Published by Leemman Leeqaa on

Ethiopia, an ailing empire, like others before it, is crumbling under its own weight. Recent events in Oromia have exposed the vulnerability and frailty of the 130 years old dilapidated empire. The bastions of the empire were totally surprised but the rest of the world seems aware of what was coming. The self-distraction of the empire is assured and what needs attention is what next.

It appears there are three main schools of thought regarding the future of the empire. The first school of thought advances the concept that Ethiopia has been and remains an empire and will inevitably disintegrate one way or another and the thing left doing is to have a mature debate regarding the post empire arrangements.

The above school of thought also believes the two regimes, since the fall of the late emperor Haile Selassie in 1974, have attempted to reform and repair the empire in order to prevent its demise. However, the Derg failed and the incumbent Woyane regime has even failed more spectacularly in the same endeavour.

The second school of thought says yes Ethiopia was an empire but a unique empire because it was a black African empire and has to survive but not intact or in its current form. This group advocates that the people have intermarried, physically similar in appearance, live in same geographical proximity and would be better off together.

The proponents of this simplistic idea have neither worked out nor spelt out what the post empire Ethiopia would look like. They have also not listened enough to the sorrow of the people from cumulative 130 years long wounds and the worsening degree of dehumanisation, hunger, political and economic marginalisation fast transforming itself into ethnic cleansing and genocide.

They explain away that if democracy was rained down on Ethiopia from heaven, by some miracle, the peoples in the Ethiopian empire would sit down and agree on a sort of arrangement. They suggest democracy as a panacea for all the deep-rooted socio-political and economic problems in the empire.

The third and final school of thought about Ethiopia and its future appear worse than the above two. This traditional school of thought is a throwback, in thinking and reasoning, to the Haile Selassie’s era. Of the three schools of thought, the traditional school is behind the curve with regards to the reality in Ethiopia by light years.

The protagonists of the third school hold firmly to the thinking that as the subjugation has been worsening since the fall of the last emperor, Ethiopia has to go back to the empire era – one country, one language and one religion. They urge the people to accept dehumanisation to avoid death.
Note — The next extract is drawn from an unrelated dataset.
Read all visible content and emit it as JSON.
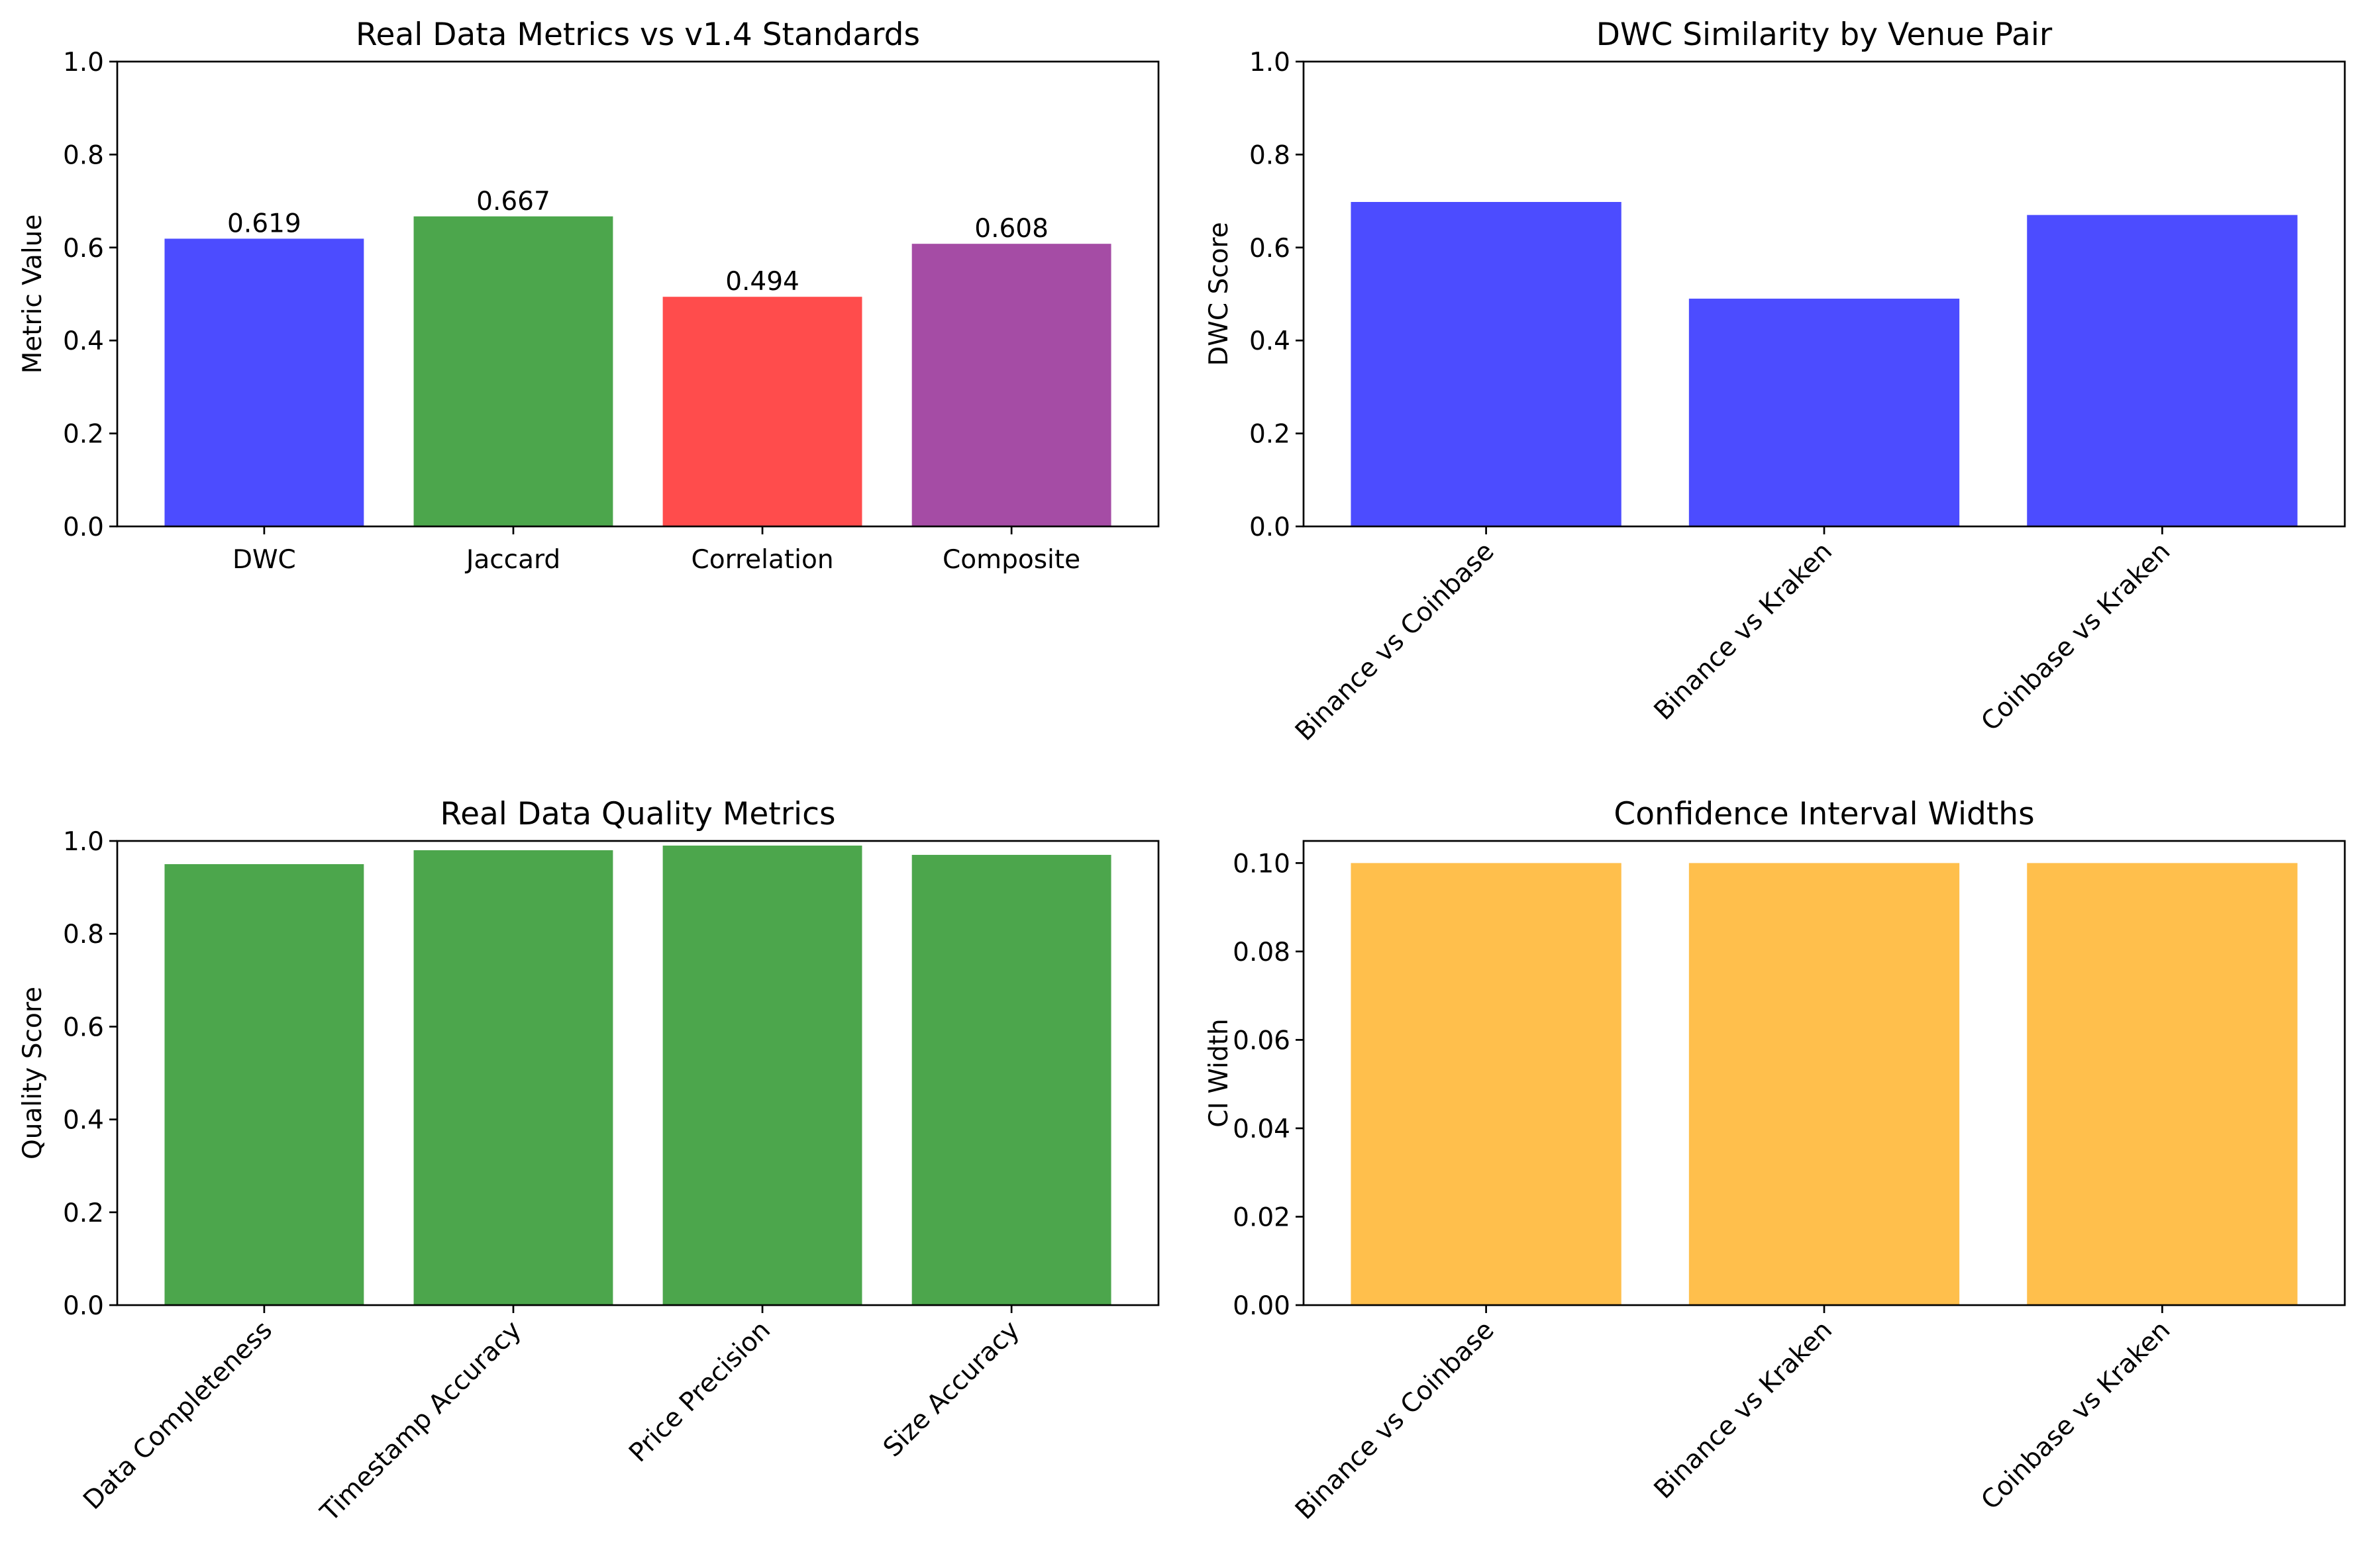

This old school also presents the closer ties emerging within the European union as a model in defence of their argument for Ethiopia to remain intact. This group ignores that Europe is a union of sovereign nations. This school of the Haile Silassie’s era system presents arguments that do not stand to even the minimum level of scrutiny when it comes to their nostalgia for the bygone empire. The empire only exists in the minds of some people in its intact form. This group still draws the old map of Ethiopia with the lion of Judah. They even consider Eritrea to be part of Ethiopia.
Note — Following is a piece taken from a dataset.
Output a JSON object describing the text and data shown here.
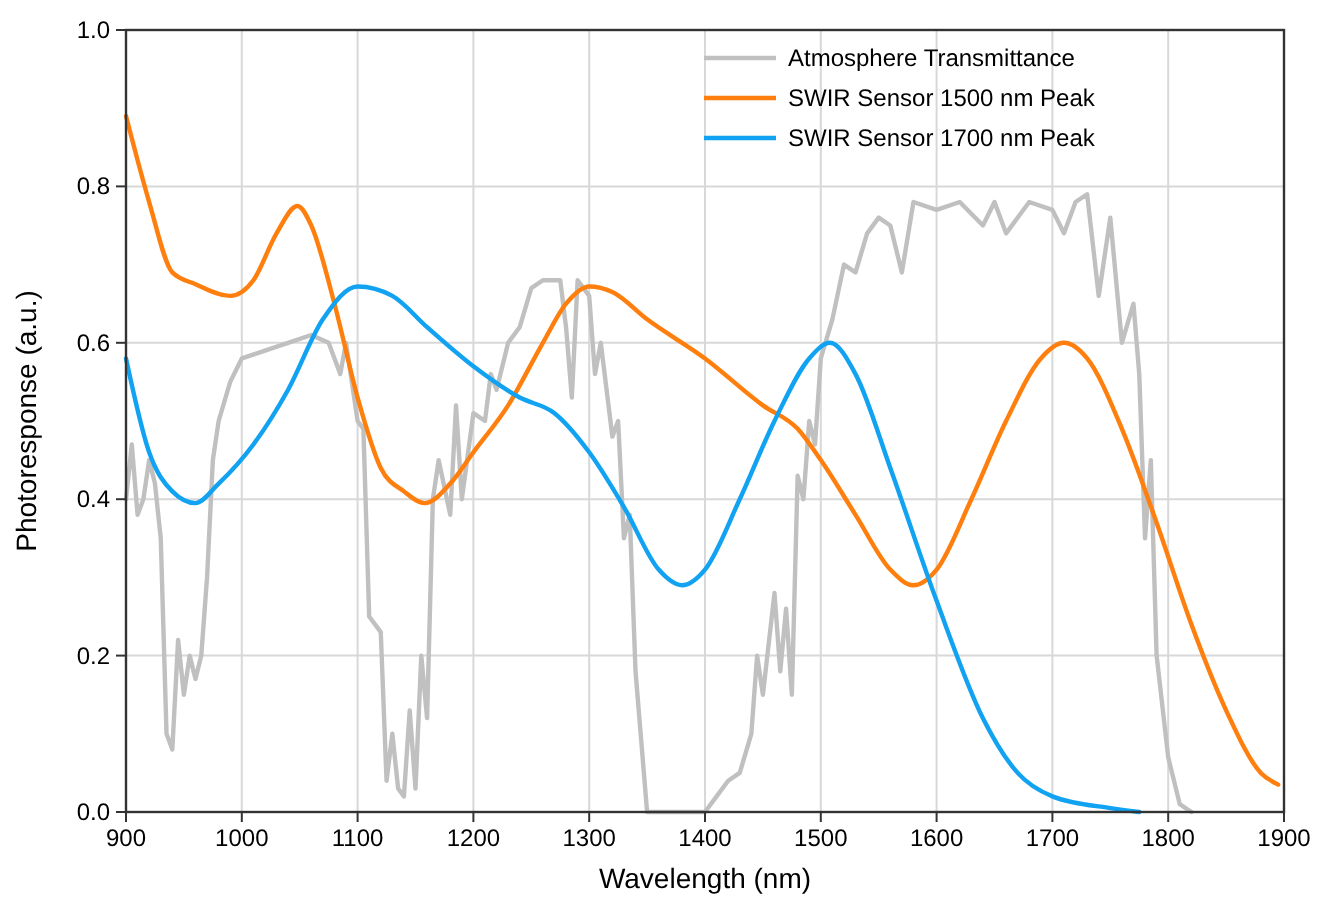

On the other hand, the fact remains, the difference between the Derg and the Woyane regimes is of style rather than substance. Derg thought the remedy was socialism and the Woyane thinks the solution to the ailments of the empire is to loot as much as they can before the final bell goes.
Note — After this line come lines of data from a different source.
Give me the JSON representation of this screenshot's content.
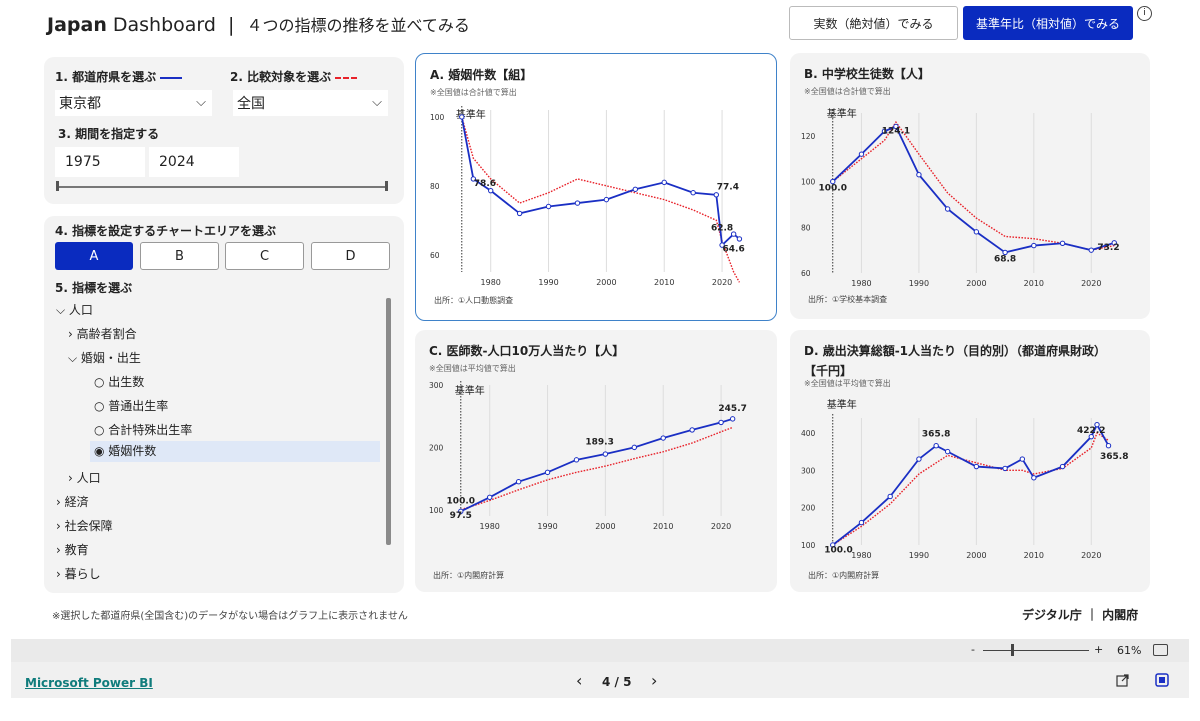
{
  "header": {
    "brand_bold": "Japan",
    "brand_rest": " Dashboard",
    "separator": "|",
    "subtitle": "４つの指標の推移を並べてみる",
    "btn_actual": "実数（絶対値）でみる",
    "btn_ratio": "基準年比（相対値）でみる",
    "info": "i"
  },
  "controls": {
    "step1_label": "1. 都道府県を選ぶ",
    "step2_label": "2. 比較対象を選ぶ",
    "pref_value": "東京都",
    "compare_value": "全国",
    "step3_label": "3. 期間を指定する",
    "start_year": "1975",
    "end_year": "2024",
    "step4_label": "4. 指標を設定するチャートエリアを選ぶ",
    "areas": [
      "A",
      "B",
      "C",
      "D"
    ],
    "step5_label": "5. 指標を選ぶ",
    "colors": {
      "primary": "#1a2fc4",
      "compare": "#e8222a"
    }
  },
  "tree": {
    "items": [
      "⌵ 人口",
      "› 高齢者割合",
      "⌵ 婚姻・出生",
      "○ 出生数",
      "○ 普通出生率",
      "○ 合計特殊出生率",
      "◉ 婚姻件数",
      "› 人口",
      "› 経済",
      "› 社会保障",
      "› 教育",
      "› 暮らし"
    ]
  },
  "footnote": "※選択した都道府県(全国含む)のデータがない場合はグラフ上に表示されません",
  "credit": "デジタル庁 ｜ 内閣府",
  "charts": [
    {
      "id": "A",
      "title": "A. 婚姻件数【組】",
      "title2": "",
      "note": "※全国値は合計値で算出",
      "source": "出所：①人口動態調査",
      "base_label": "基準年",
      "yticks": [
        "100",
        "80",
        "60"
      ],
      "xticks": [
        "1980",
        "1990",
        "2000",
        "2010",
        "2020"
      ],
      "labels": [
        "78.6",
        "77.4",
        "62.8",
        "64.6"
      ]
    },
    {
      "id": "B",
      "title": "B. 中学校生徒数【人】",
      "title2": "",
      "note": "※全国値は合計値で算出",
      "source": "出所：①学校基本調査",
      "base_label": "基準年",
      "yticks": [
        "120",
        "100",
        "80",
        "60"
      ],
      "xticks": [
        "1980",
        "1990",
        "2000",
        "2010",
        "2020"
      ],
      "labels": [
        "100.0",
        "124.1",
        "68.8",
        "73.2"
      ]
    },
    {
      "id": "C",
      "title": "C. 医師数-人口10万人当たり【人】",
      "title2": "",
      "note": "※全国値は平均値で算出",
      "source": "出所：①内閣府計算",
      "base_label": "基準年",
      "yticks": [
        "300",
        "200",
        "100"
      ],
      "xticks": [
        "1980",
        "1990",
        "2000",
        "2010",
        "2020"
      ],
      "labels": [
        "100.0",
        "97.5",
        "189.3",
        "245.7"
      ]
    },
    {
      "id": "D",
      "title": "D. 歳出決算総額-1人当たり（目的別）（都道府県財政）",
      "title2": "【千円】",
      "note": "※全国値は平均値で算出",
      "source": "出所：①内閣府計算",
      "base_label": "基準年",
      "yticks": [
        "400",
        "300",
        "200",
        "100"
      ],
      "xticks": [
        "1980",
        "1990",
        "2000",
        "2010",
        "2020"
      ],
      "labels": [
        "100.0",
        "365.8",
        "422.2",
        "365.8"
      ]
    }
  ],
  "chart_data": [
    {
      "type": "line",
      "title": "A. 婚姻件数【組】",
      "x": [
        1975,
        1977,
        1980,
        1985,
        1990,
        1995,
        2000,
        2005,
        2010,
        2015,
        2019,
        2020,
        2022,
        2023
      ],
      "series": [
        {
          "name": "東京都",
          "values": [
            100,
            82,
            78.6,
            72,
            74,
            75,
            76,
            79,
            81,
            78,
            77.4,
            62.8,
            66,
            64.6
          ]
        },
        {
          "name": "全国",
          "values": [
            100,
            88,
            82,
            75,
            78,
            82,
            80,
            78,
            76,
            73,
            70,
            64,
            55,
            52
          ]
        }
      ],
      "ylim": [
        55,
        102
      ]
    },
    {
      "type": "line",
      "title": "B. 中学校生徒数【人】",
      "x": [
        1975,
        1980,
        1984,
        1986,
        1990,
        1995,
        2000,
        2005,
        2010,
        2015,
        2020,
        2024
      ],
      "series": [
        {
          "name": "東京都",
          "values": [
            100,
            112,
            122,
            124.1,
            103,
            88,
            78,
            69,
            72,
            73,
            70,
            73.2
          ]
        },
        {
          "name": "全国",
          "values": [
            100,
            110,
            118,
            126,
            112,
            95,
            84,
            76,
            75,
            73,
            70,
            72
          ]
        }
      ],
      "ylim": [
        60,
        130
      ]
    },
    {
      "type": "line",
      "title": "C. 医師数-人口10万人当たり【人】",
      "x": [
        1975,
        1980,
        1985,
        1990,
        1995,
        2000,
        2005,
        2010,
        2015,
        2020,
        2022
      ],
      "series": [
        {
          "name": "東京都",
          "values": [
            97.5,
            120,
            145,
            160,
            180,
            189.3,
            200,
            215,
            228,
            240,
            245.7
          ]
        },
        {
          "name": "全国",
          "values": [
            100,
            115,
            132,
            148,
            160,
            170,
            182,
            193,
            207,
            225,
            232
          ]
        }
      ],
      "ylim": [
        90,
        300
      ]
    },
    {
      "type": "line",
      "title": "D. 歳出決算総額-1人当たり（目的別）（都道府県財政）",
      "x": [
        1975,
        1980,
        1985,
        1990,
        1993,
        1995,
        2000,
        2005,
        2008,
        2010,
        2015,
        2020,
        2021,
        2023
      ],
      "series": [
        {
          "name": "東京都",
          "values": [
            100,
            160,
            230,
            330,
            365.8,
            350,
            310,
            305,
            330,
            280,
            310,
            390,
            422.2,
            365.8
          ]
        },
        {
          "name": "全国",
          "values": [
            100,
            150,
            210,
            290,
            320,
            340,
            320,
            300,
            300,
            290,
            305,
            360,
            400,
            380
          ]
        }
      ],
      "ylim": [
        100,
        440
      ]
    }
  ],
  "pbi": {
    "zoom": "61%",
    "page": "4 / 5",
    "brand": "Microsoft Power BI",
    "prev": "‹",
    "next": "›",
    "minus": "-",
    "plus": "+"
  }
}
Derg shed blood and finally collapsed and the Woyane has taken the subjugation and the killings, to sustain the dying empire, to a completely new level altogether. If violence worked it would have worked for Derg. Any regime attempting to salvage the Ethiopian empire will not succeed not because of lack of guns but due to swimming against the tide of history.

In reality, the Ethiopian empire state began to disintegrate in the late 60s culminating with the overthrow of the ailing monarch. Since then, the empire has been limping along for nearly half a century, but now it seems it is heading for a grinding halt.

The empire always relied on brute military force to subjugate the subjects under its rule. Alas, there is a limit for everything and now is a crunch time for the empire. The empire survived the past 50 years due to lack of convergence between the above-mentioned schools of thought or ideologies with regards to the nature and future of the empire.

The issue is whether the empire goes out in a bang or should it be allowed to wither away and die slowly. The latter option does not appear likely because of the nasty nature of the incumbent TPLF regime and the apparent weaknesses in those who aspire to take over. The most sensible thing would be sitting around a big table and redraw the map to pre-Menilik II era and save precious lives on all sides following the example of former Czechoslovakia. The alternative is former Yugoslavia. The sooner the protagonists understood this the better.